1. ¹Angewandte Tumorvirologie, Deutsches Krebsforschungszentrum, Im Neuenheimer Feld 242, Heidelberg D-69120, Germany
2. ²Zentrum für Biochemie, Medizinische Fakultät, Universität Köln, Joseph-Stelzmann-Str. 52, Köln 50931, Germany

Correspondence: F Hoppe-Seyler, E-mail: hoppe-seyler@dkfz.de

³Both these authors contributed equally to this work

Received 16 January 2003; Revised 16 June 2003; Accepted 19 June 2003.

Abstract

The targeted inhibition of antiapoptotic factors in tumour cells may provide a rational approach towards the development of novel anticancer therapies. Using human papillomavirus (HPV)-transformed cells as a model system, we investigated if RNA interference (RNAi)-mediated gene silencing can be employed in order to overcome the apoptosis resistance of cancer cells.
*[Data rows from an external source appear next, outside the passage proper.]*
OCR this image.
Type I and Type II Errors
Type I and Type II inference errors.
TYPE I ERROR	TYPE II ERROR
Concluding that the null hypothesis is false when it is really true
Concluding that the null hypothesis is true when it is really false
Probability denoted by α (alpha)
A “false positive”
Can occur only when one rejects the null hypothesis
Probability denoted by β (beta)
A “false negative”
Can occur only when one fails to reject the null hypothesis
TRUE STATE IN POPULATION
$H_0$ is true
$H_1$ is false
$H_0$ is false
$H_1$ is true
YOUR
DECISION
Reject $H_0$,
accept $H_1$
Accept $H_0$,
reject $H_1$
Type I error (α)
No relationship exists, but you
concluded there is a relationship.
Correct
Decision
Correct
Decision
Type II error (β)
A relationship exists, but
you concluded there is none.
We found that both vector-borne and synthetic small interfering (si)RNAs, specifically directed against the antiapoptotic HPV E6 oncogene, restored dormant tumour suppressor pathways in HPV-positive cancer cells that are otherwise inactive in the presence of E6. This ultimately resulted in massive apoptotic cell death, selectively in HPV-positive tumour cells. These findings show that RNAi provides a powerful molecular strategy to inactivate intracellular E6 function efficiently. Moreover, they define E6 as a most promising therapeutic target to eliminate HPV-positive tumour cells specifically by RNAi. Thus, by sequence-specific targeting of antiapoptotic genes, siRNAs may be developed into novel therapeutics that can efficiently correct the apoptosis deficiency of cancer cells.